Uitvoerinsperiode: 3/9 – 10/9

3.3.7.3 Mierenzuurbehandeling

De mierenzuurbehandeling wordt in principe uitgevoerd indien de natuurlijke mijtenval groter is dan 1 mijt per dag. De behandeling is een korte behandeling (50 ml 85% mierenzuur wordt verdampt met de Liebig verdamper in een volk op 1 bak en 100 ml in een volk op 2 bakken en duurt ongeveer 3 à 4 dagen). Op het einde van deze behandeling wordt het muizenrooster geplaatst.

Uitvoeringsperiode: 10/9 – 13/9.

3.3.7.4 Verenigen

Gedurende een koude periode in de loop van oktober wordt het aantal raamgangen geteld die bezet zijn door de jonge volken. Als het minder is dan 5 raamgangen wordt het volk best verenigd met een ander jong volk. De vereniging wordt uitgevoerd bij vliegweer. De overtollige koninginnen worden gebruikt om oude volken te hermoeren.

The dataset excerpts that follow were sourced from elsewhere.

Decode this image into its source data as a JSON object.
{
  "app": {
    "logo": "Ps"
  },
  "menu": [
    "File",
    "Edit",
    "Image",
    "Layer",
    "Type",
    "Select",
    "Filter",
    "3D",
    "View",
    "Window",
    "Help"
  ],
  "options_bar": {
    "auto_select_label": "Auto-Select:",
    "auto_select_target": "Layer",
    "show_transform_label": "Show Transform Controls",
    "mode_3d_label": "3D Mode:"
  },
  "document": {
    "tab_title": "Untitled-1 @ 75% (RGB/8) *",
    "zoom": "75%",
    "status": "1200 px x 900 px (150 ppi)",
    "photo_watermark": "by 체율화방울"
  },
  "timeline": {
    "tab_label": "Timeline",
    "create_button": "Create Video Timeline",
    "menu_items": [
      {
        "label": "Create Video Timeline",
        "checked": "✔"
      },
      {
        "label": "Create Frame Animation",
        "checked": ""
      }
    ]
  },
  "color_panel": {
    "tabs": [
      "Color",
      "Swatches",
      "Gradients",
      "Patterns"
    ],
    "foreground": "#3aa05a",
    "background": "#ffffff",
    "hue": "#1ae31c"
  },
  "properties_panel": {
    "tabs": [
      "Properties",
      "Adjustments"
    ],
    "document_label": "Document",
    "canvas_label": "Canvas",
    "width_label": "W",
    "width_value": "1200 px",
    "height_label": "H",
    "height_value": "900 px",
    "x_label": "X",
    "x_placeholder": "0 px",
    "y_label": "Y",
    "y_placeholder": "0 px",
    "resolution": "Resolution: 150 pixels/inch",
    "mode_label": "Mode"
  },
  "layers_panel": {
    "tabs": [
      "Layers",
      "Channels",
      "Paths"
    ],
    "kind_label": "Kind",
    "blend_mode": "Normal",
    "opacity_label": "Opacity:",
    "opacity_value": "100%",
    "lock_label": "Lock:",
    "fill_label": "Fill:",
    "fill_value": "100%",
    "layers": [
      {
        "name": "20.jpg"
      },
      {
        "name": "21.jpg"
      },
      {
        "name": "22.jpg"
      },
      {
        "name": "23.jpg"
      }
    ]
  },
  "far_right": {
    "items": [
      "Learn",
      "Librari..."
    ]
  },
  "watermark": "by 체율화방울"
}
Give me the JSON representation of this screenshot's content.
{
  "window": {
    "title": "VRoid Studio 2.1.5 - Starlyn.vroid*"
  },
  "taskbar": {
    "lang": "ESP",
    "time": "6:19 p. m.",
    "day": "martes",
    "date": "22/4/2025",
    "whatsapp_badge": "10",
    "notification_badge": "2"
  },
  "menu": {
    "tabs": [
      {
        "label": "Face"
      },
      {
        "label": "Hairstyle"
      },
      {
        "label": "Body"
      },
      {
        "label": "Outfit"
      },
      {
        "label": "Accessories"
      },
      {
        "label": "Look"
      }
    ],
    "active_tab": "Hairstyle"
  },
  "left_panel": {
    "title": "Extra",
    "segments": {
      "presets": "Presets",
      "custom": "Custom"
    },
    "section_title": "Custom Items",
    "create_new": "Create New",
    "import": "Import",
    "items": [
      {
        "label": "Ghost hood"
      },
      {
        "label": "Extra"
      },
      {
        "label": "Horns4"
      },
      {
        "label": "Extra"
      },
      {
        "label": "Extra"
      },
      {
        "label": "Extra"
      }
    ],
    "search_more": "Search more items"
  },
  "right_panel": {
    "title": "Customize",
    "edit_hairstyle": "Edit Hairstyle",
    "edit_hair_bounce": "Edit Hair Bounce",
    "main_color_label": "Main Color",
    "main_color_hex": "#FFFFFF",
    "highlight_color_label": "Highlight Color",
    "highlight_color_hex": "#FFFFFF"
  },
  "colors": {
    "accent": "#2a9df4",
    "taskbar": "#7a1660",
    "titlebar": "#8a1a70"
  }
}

Uitvoeringsperiode: loop van oktober.

3.3.8 Overwinteren

Twee weken na het begin van een periode van nachtvorst kan verondersteld worden dat de volken broedloos zijn, zodat eventueel een behandeling met oxaalzuur (druppelen) kan worden uitgevoerd. De uit te voeren stappen zijn:

  1. Meten natuurlijke mijtenval.
  2. Druppelen met oxaalzuur.
  3. Tellen van de gevallen mijten.

3.3.8.1 Meten van natuurlijke mijtenval

Twee weken na het begin van een periode van nachtvorst wordt de natuurlijke mijtenval gemeten over een periode van een vijftal dagen, teneinde na te gaan of een oxaalzuur behandeling al of niet noodzakelijk is. Een behandeling is nodig indien er meer dan één mijt per dag wordt gemeten.

Uitvoeringsperiode: 30/10 – 5/11.

3.3.8.2 Druppelbehandeling met oxaalzuur

Het druppelen van oxaalzuur wordt uitgevoerd bij een temperatuur dicht bij het vriespunt. Wanneer de bijen in tros zitten geeft het druppelen het beste resultaat. Na het druppelen wordt de varroaschuif geplaatst om de mijten op te vangen.

Uitvoeringsperiode: 5/11

3.3.8.3 Tellen van de gevallen mijten

De gevallen mijten worden zeven dagen na het druppelen geteld en opgeschreven.